"Nigdy nie przestanie mnie zadziwiać, ile złej woli jest w tych ludziach. Odebrano ochronę BOR-u mojemu ojcu podczas podróży zagranicznych" - napisał na Twitterze eurodeputowany PO Jarosław Wałęsa, prywatnie syn byłego prezydenta RP Lecha Wałęsy.
- To zadziwiająca decyzja, bo nie przynosząca Skarbowi Państwa żadnych oszczędności. Od 1995 roku obowiązywała niepisana zasada, że funkcjonariusze BOR mogą towarzyszyć ojcu także w podróżach zagranicznych, pod warunkiem, że będzie za te ochronę płacił z własnej kieszeni - tłumaczy Jarosław Wałęsa w rozmowie z "Gazetą Wyborczą". Jak przypomina europoseł, umowę respektowano i za prezydentury Aleksandra Kwaśniewskiego, Lecha Kaczyńskiego oraz Bronisława Komorowskiego.
Rzeczniczka Biura Ochrony Rządu Natalia Markiewicz twierdzi, że Jarosław Wałęsa wprowadza opinię publiczną w błąd.

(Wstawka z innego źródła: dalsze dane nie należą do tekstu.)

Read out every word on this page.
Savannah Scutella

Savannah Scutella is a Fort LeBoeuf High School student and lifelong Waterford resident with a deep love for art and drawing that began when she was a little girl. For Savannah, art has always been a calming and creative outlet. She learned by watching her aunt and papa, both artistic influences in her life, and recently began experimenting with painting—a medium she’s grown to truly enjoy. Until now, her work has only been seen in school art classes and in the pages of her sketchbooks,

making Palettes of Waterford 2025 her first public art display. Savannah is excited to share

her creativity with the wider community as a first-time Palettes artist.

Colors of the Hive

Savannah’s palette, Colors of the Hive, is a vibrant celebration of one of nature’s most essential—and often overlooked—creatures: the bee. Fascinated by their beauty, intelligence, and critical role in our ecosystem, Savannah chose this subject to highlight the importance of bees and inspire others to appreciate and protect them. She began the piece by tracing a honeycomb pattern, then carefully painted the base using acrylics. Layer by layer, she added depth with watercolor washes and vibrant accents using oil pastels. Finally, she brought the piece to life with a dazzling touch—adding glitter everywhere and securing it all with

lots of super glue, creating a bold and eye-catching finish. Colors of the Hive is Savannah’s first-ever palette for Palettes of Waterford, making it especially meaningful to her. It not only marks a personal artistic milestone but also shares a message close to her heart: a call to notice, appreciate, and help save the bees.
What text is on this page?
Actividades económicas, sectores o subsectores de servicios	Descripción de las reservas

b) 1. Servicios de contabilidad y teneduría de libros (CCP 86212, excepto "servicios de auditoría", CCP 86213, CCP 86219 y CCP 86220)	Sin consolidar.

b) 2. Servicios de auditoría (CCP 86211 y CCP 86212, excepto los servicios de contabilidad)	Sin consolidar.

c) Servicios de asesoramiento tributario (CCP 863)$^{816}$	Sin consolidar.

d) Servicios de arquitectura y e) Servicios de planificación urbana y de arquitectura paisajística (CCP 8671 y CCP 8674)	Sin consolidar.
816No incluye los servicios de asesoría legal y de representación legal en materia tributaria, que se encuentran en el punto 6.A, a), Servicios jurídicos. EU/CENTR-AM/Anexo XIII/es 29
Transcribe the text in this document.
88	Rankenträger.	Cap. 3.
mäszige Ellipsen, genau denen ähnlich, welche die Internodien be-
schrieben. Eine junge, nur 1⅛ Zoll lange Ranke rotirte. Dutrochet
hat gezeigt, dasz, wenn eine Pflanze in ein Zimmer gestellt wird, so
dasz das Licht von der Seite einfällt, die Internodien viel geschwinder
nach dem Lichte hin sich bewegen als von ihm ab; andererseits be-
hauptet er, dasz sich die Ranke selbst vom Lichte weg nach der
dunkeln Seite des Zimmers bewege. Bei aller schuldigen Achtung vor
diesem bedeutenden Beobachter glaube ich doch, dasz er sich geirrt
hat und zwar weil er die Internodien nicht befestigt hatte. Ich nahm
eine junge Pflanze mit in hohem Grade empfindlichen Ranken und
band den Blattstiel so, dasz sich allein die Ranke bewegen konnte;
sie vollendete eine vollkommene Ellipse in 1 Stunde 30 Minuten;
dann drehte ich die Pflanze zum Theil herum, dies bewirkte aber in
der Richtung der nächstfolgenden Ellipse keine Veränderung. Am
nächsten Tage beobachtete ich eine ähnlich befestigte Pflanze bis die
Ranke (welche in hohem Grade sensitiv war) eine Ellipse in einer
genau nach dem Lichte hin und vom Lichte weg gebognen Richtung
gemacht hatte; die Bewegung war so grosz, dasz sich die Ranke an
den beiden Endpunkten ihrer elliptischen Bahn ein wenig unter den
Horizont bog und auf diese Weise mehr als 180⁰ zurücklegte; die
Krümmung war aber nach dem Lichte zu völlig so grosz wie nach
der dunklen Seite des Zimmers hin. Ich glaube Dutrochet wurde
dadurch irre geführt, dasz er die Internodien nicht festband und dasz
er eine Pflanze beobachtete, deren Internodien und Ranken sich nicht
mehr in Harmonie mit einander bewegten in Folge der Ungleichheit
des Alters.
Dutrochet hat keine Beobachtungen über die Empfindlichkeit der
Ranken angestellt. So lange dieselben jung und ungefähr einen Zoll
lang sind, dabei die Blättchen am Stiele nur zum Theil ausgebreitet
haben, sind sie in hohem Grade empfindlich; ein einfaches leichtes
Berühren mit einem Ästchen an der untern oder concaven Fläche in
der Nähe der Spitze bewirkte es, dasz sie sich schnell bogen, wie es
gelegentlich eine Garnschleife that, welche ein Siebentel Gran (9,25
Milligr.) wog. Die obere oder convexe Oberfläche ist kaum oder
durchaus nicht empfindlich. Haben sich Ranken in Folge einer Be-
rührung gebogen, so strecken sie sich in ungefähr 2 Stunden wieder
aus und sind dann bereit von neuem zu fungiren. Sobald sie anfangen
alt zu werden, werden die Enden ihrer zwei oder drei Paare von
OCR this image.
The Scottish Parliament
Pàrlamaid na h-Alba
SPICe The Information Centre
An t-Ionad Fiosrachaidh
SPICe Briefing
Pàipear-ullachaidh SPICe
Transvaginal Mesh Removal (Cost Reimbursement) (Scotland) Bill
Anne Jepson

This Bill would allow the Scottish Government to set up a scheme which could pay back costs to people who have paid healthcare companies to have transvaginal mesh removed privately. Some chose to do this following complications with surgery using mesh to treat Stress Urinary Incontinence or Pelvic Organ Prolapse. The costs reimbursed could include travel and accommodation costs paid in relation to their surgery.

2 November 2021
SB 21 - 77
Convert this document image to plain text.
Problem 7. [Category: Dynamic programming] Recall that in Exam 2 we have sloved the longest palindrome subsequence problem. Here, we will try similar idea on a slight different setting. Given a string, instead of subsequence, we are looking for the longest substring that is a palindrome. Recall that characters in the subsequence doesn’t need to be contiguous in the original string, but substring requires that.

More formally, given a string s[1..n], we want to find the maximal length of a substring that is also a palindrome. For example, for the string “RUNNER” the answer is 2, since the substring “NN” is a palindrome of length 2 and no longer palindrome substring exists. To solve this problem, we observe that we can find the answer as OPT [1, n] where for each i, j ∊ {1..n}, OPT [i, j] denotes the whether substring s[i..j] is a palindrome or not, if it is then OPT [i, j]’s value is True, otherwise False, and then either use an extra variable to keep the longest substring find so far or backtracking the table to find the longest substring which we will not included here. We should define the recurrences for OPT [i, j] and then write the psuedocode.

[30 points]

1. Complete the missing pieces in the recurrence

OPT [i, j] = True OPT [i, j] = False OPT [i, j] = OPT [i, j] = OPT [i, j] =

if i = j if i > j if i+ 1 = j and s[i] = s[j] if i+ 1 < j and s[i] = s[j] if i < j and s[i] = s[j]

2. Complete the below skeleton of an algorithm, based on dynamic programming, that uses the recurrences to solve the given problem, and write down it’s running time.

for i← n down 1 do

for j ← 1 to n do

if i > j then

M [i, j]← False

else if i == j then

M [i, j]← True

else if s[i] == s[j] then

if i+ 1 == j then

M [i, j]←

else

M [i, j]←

Jak napisała na Twitterze, większość kosztów ochrony podczas podróży Lecha Wałęsy ponosi budżet państwa.
"Ustawa o BOR oraz ustawa o uposażeniu byłych prezydentów gwarantuje byłym głowom państwa ochronę na terenie RP. Poprzednie kierownictwo BOR rozszerzyło tenże zakres, co generowało ogromne koszty - niewspółmierne do zagrożeń" - skomentowała Natalia Markiewicz.
"Przywracamy stan zgodny z prawem, a działania podejmowane na rzecz zapewnienia bezpieczeństwa byłym prezydentom pozostaną na najwyższym poziomie. Rezygnujemy z ochrony obligatoryjnej. Jednak jeżeli analiza zagrożeń wykaże, iż takie zagrożenie istnieje - co stanowi uzasadnioną przyczynę - ochrona będzie poszerzona poza granice RP" - dodała.